There is one more thing about querystrings and forms: The only way to send
information to the server in a `GET` request is through querystrings, since
GETs do not have a body. DELETEs can have a body, but the RFC says it should
be ignored. POST and PUT do have bodies and, thus, information about the
element to be added/updated should come in there.
So, for filtering, we could have a "filter" querystring to filter elements.
Couchbase filters airports with a single querystring, so we could simply do
`GET /travel/api/v1.0/airports/?filter=<user input>`
So the user will see a bunch of airports with their input. And, since we have
all the airport, we could also link the flights as a subresource of it, with:
`GET /travel/api/v1.0/airports/<airport_id>/flights/`
... which we didn't mention before, but it is now making sense, right?
Couchbase example also allows showing which flights connect two airports and
the REST way is, again, using querystrings:
`GET /travel/api/v1.0/airports/<airport_id>/flights/?connectedTo=<airport_id>`
And, if you want to be nice enough, you could even add a "fields" parameter,
so your API consumers could filter out fields they don't want in the results,
to reduce the bandwidth required. But it's all up to you.
Weird how things make absolute sense here, and we never called the "flights"
resource, right? That's one of the things about REST: you build resources in a
way that make sense for the **consumer** of the API, not to reflect your
database.
## Pagination
Just for the sake of completeness, let's talk a bit about pagination.
Pagination, in REST, works for getting all the elements in the resource, so
it's used in the GET request for the resource. And, because it's part of the
GET request, it should come in the querystring.

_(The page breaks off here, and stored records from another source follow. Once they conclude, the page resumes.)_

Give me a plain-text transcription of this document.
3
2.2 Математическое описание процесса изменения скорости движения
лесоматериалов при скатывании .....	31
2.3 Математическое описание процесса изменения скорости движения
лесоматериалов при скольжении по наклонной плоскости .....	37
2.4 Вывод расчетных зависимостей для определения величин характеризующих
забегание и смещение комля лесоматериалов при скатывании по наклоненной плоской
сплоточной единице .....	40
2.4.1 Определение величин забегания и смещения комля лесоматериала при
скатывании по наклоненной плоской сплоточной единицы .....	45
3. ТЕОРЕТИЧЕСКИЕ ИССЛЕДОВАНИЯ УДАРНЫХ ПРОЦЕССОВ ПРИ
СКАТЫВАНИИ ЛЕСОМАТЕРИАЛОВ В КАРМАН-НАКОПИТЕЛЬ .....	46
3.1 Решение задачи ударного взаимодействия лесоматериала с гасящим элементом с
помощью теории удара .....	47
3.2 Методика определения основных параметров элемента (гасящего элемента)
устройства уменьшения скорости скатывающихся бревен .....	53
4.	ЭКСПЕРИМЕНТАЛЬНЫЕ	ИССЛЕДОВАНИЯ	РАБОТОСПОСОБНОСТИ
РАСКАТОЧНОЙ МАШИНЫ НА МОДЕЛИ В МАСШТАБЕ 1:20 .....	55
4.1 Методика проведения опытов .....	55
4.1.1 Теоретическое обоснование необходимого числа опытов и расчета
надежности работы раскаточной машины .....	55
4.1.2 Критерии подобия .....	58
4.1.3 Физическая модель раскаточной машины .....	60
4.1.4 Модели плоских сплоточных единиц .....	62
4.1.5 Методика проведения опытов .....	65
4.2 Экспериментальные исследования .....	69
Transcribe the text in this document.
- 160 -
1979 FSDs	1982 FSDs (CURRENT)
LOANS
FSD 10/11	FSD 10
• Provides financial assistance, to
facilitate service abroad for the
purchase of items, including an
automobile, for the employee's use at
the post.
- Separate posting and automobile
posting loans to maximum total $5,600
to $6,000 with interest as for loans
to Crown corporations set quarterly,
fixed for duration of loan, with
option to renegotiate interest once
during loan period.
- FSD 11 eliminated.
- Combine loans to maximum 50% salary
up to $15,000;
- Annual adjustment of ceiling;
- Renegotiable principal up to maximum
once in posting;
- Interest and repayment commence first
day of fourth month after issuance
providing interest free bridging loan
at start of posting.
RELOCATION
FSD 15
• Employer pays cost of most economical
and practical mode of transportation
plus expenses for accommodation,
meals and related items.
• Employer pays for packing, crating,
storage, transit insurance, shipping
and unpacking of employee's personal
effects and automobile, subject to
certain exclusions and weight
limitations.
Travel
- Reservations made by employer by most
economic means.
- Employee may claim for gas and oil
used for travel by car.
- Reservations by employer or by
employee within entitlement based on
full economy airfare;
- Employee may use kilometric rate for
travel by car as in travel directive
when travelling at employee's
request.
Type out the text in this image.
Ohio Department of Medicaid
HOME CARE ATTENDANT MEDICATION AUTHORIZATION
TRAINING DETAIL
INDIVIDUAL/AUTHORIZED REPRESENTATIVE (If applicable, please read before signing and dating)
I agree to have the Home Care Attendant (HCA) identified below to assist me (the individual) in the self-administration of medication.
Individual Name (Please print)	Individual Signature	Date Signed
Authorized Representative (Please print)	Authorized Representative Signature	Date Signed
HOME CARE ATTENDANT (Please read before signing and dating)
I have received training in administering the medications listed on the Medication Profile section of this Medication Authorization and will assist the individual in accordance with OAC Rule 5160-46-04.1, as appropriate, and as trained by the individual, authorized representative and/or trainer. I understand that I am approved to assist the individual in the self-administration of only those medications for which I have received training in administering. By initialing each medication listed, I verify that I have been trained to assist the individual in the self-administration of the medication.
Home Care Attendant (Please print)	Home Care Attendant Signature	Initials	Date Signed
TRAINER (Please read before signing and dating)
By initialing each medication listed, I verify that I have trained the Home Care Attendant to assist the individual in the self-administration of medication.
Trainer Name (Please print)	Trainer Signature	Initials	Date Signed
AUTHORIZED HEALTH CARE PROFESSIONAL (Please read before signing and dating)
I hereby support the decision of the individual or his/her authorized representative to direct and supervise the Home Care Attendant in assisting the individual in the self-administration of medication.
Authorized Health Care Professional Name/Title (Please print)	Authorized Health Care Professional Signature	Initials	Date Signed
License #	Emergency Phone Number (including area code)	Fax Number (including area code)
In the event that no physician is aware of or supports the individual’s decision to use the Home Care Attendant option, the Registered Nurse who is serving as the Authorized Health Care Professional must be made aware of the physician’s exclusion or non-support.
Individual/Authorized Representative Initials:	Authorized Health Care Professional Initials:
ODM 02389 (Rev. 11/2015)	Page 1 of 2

There are a couple of ways of doing pagination, in this case:
* Let the consumer specify page size and page count: In this case, you could
have a query string like `count=15&page=2` to retrieve the elements from the
second page of 15 elements each. This is the most common way of doing
pagination and Twitter is one good example of this.
* Have a hardcoded pagesize: Same as before, but the only option available is
`page=2`.
* Have the consumer specify the last seen element and page size. So the first
request would have something like `count=15` to retrieve the first 15
elements, but the next request would have the last element in the list as a
parameter, like `count=15&lastSeen=16` and the server would return all
elements that come after the element with id "16". This prevents duplication
in the results in case a new element is added. Reddit uses this in their
API.
## The type of response
Again, for the sake of completeness, you may have noticed that not even once I
mentioned the type of data to be returned in each step. That's because REST
does not have a format: You could build a whole service that returns HTML
pages in REST format, and that's ok; you could return JSON, which the
Couchbase documentation points correctly that it is the most widely used
format; you could return XML; if you're crazy enough and want to return in
COBOL format, go for it!
## So, where the example fails to be REST?
1. All paths are marked with "findAll". "findAll" is **not** a resource and,
thus, shouldn't be in the URL.
2. As I pointed, flight paths are actually a sub-resource of flights and
should be linked. Flight paths should **not** exist if the flight doesn't
exist.
The flight path query uses querystrings to retrieve the information for paths
that go through two airports, which is the right way of doing, but again, it
shouldn't be a resource on itself.
## How to fix the documenation
Easy way? Remove the "REST" mention in the pages. I *am* nitpicking the word
"REST" there, I fully reckonize it, and I understand that for the sake of
example it doesn't have to be REST, but it seems wrong to tell people
something is REST when it isn't.
If Oracle decided to say "we added a field type that can store huge amounts
of JSON data, and although you can't query its content, we can now say
OracleDB is a NoSQL database", people would lose their minds. But that's kinda
like I'm feeling about this whole thing.